Cada celebración guarda un temblor propio de fragilidad. Te sientas a la mesa y enciendes el reflejo de ti mismo: de lo que has sido, de lo que eres ahora y lo que serás. Lo adviertes en los otros, se dibuja en sus rostros: somos ese destello en las miradas que nos constituyen, que tienen un pasado y nos mira a los ojos. También nosotros vamos escribiendo una biografía silenciosa de cada uno de ellos, de sus voces y risas, de lo que nos cuentan, hasta de sus maneras de cantar, con más o menos brío o con melancolía, con un silbido blanco que parece invitarnos a cruzar unos corredores interiores que atraviesan el tiempo. Hay letras que se pierden en el silencio azul de la memoria, gestos que aparecen detrás de una retina y el eco de una voz, que ya son varias, que fueron una vez el sol sobre la mesa, el vaho de la ventana y el único calor si regresabas de tu propia intemperie. Podría escribirse la novela de una familia contando solo sus Nochebuenas: desde que un joven matrimonio la celebra, los dos juntos, por primera vez, con sus padres aún jóvenes, hasta que ese mismo matrimonio tiene ya hijos y nietos, con los rostros no difuminados, sino en una latencia transparente, como una niebla cálida, llenando sus espacios invisibles. Una novela, sí: la vida y su caída, el dolor y la pérdida. Los hombres y las mujeres que nos acompañaron una vez, el recuerdo de lo que fueron, como esas antiguas casas de vecinos en las que cada familia cenaba en su salón y luego se juntaban todas a cantar en el piso más grande, que podía ser el bajo, junto al patio común, llevando cada uno una bebida, un dulce o unos roscos, las ganas de brindar, lo que uno tuviera encima no solo del cuerpo, sino también del ánimo, en los años del frío.

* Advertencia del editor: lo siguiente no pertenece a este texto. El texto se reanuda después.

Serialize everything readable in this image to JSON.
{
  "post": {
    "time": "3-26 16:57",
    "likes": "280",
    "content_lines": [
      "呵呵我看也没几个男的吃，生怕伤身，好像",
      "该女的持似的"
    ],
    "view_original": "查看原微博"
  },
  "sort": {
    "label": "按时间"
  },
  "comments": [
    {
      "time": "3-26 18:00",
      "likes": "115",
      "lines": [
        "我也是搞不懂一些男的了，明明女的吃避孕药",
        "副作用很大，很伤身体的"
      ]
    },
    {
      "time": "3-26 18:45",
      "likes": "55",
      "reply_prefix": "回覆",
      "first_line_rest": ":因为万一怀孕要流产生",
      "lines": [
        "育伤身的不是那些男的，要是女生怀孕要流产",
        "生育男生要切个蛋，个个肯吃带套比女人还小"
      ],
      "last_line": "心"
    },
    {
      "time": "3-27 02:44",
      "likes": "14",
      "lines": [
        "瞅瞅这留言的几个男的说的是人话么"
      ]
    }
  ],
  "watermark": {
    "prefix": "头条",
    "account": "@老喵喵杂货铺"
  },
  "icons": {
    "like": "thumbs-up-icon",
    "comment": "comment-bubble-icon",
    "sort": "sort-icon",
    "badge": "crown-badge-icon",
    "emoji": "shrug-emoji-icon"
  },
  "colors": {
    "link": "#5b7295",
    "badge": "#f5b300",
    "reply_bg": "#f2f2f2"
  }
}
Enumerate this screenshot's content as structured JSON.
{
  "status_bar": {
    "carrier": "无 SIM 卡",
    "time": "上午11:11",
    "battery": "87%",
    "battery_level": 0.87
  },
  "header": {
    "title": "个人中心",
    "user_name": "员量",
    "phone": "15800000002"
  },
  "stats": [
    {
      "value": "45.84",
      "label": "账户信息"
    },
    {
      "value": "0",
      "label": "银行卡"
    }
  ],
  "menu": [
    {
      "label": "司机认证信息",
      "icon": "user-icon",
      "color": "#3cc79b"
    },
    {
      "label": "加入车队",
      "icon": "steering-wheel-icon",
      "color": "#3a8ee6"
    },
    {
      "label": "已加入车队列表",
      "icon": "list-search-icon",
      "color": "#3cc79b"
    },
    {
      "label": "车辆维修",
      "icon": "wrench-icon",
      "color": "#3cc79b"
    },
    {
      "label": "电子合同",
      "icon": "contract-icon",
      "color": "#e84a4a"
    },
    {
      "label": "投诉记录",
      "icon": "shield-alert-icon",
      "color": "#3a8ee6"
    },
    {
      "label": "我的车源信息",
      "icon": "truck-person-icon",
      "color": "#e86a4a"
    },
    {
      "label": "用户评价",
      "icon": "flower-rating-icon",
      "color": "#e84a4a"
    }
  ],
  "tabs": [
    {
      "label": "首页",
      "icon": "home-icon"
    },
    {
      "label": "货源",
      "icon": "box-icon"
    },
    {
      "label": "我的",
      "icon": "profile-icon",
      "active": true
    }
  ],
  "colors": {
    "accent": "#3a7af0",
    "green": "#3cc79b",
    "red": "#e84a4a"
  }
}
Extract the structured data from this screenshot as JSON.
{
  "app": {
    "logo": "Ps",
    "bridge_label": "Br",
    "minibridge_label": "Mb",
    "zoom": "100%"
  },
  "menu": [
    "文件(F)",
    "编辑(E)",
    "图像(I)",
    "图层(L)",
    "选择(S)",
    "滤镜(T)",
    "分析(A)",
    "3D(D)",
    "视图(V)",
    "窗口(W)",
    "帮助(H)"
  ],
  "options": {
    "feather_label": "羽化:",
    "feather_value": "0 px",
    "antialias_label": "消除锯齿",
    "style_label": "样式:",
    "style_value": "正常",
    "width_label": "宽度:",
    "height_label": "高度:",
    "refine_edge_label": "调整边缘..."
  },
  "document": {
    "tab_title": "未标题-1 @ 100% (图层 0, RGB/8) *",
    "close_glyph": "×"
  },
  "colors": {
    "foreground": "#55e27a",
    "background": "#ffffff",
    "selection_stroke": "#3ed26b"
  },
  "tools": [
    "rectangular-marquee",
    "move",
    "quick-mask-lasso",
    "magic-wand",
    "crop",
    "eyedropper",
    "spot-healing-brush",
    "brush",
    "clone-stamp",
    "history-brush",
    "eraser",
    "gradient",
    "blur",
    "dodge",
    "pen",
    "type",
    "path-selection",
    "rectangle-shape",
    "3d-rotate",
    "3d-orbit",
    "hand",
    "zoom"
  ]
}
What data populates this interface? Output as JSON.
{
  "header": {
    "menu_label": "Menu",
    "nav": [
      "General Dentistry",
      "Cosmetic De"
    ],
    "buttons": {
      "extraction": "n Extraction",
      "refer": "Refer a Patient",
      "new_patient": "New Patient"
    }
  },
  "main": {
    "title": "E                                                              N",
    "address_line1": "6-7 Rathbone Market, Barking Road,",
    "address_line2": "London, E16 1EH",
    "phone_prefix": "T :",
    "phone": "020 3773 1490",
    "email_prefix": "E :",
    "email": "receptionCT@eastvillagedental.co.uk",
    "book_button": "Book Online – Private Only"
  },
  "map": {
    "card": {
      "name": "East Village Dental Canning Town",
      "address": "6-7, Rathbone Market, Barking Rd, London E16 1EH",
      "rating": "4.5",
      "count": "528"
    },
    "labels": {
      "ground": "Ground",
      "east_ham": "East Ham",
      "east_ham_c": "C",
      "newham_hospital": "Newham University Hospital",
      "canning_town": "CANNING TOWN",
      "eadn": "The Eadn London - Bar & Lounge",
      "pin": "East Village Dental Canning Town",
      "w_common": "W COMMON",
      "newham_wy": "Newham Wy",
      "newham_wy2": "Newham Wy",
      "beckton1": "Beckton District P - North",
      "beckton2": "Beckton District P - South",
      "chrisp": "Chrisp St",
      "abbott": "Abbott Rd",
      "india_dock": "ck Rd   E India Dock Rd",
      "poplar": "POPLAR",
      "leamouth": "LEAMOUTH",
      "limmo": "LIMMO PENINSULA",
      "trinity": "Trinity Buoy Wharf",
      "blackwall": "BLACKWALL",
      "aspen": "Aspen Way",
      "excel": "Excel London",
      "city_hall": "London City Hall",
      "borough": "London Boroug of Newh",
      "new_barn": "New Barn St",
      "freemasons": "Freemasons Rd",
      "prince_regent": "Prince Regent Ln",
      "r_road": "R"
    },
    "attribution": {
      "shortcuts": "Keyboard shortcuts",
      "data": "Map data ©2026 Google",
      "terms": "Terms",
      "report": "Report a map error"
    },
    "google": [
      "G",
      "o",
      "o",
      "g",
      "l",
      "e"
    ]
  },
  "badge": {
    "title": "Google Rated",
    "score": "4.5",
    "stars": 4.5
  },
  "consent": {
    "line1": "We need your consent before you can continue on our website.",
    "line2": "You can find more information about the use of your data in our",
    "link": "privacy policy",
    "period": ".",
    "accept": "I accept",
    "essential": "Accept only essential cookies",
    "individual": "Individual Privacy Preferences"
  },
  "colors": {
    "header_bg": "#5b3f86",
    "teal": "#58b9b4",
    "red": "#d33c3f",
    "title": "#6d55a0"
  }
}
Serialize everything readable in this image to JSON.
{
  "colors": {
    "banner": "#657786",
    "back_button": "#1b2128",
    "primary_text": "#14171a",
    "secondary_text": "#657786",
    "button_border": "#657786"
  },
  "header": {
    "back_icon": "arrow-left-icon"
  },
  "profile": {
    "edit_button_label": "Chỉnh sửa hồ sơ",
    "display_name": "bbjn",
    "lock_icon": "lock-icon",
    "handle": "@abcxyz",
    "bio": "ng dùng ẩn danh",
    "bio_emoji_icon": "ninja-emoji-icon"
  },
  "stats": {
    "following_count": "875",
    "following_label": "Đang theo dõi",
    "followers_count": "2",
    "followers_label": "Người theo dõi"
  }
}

Cada uno tiene fabricada su propia memoria, su propia novela, y esta noche va a enfrentarse a ella. Más allá de la fiesta, para quien tenga la suerte de gozarla o la desgracia de extrañarla o padecerla, el encuentro suele resultar difícil, aunque su brillo luzca en pómulos tersos y rutilantes. Detrás de la belleza y de la perfección de un momento, aunque no sea aparente, siempre late, en silencio, su amenaza de pérdida, y no todos buscamos afrontarla, porque además sabemos que la historia se seguirá escribiendo sin nosotros, porque no somos importantes. Por no ser, ni siquiera somos protagonistas de nuestras propias vidas, porque también seremos un recuerdo evocado en unos labios frágiles, que temblarán con luz parpadeante en los ojos vidriosos cuando nos nombren por última vez. Esta novela múltiple que se sigue escribiendo no es que no naciera con nosotros, sino que es más antigua, y esconde en su interior una duración desconocida. Pero seguramente habrá rostros y nombres que se repetirán, actitudes, voces y misterios, porque la vida sigue el curso cíclico y disperso que al final se unifica.

Se me hace difícil escribir de esta noche, porque todo lo frágil, todo lo hermoso lo tocaremos hoy por acción u omisión, por ausencia o presencia, y hay querencias que uno, que se dedica a escribir, prefiere no nombrar. Hay bellezas que tardamos en tocar casi por no romperlas, por no resquebrajarlas solo con respirarlas. También guardamos secretos y revelaciones que durarán hasta la eternidad. Pero luego te adentras en la vida y la carne, porque esa perfección, con un solo segundo de pureza, es lo que te alimenta.

Soy el fantasma de las Navidades pasadas. Si nos ponemos en el cuento de Dickens, siempre me gustó el espectro que viene a recordarnos lo que fuimos un día, con qué pasión o impulso nos creímos los dueños de nuestro presente, con su fiesta en el aire, de esas viejas canciones que entonces llegaban rumbo al año 2000 y nos hacían pensar que el territorio que nos esperaba al otro lado de la juventud era perpetuar su escenario de ritos. Desde entonces, el magma se ha ido puliendo, la esencia de esa luz se ha ido degradando con la vida, porque tiene que ser así. La única perfección es la de lo posible: solo a partir de ahí podemos construir, suponiendo que aún queramos hacerlo.

El fantasma de las Navidades futuras ya lo estamos escribiendo hoy: de alguna manera, aunque sea con renglones torcidos, porque duerme en nosotros. Sin embargo, también la fragilidad guarda su propia fuerza, intacta y contenida, como un nervio de luz. Seguimos escribiendo las novelas cruzadas de una noche que vive y representa la existencia total. Nos leemos y nos reconocemos, aunque no seamos los mismos, y encendemos el mismo fuego inaugural.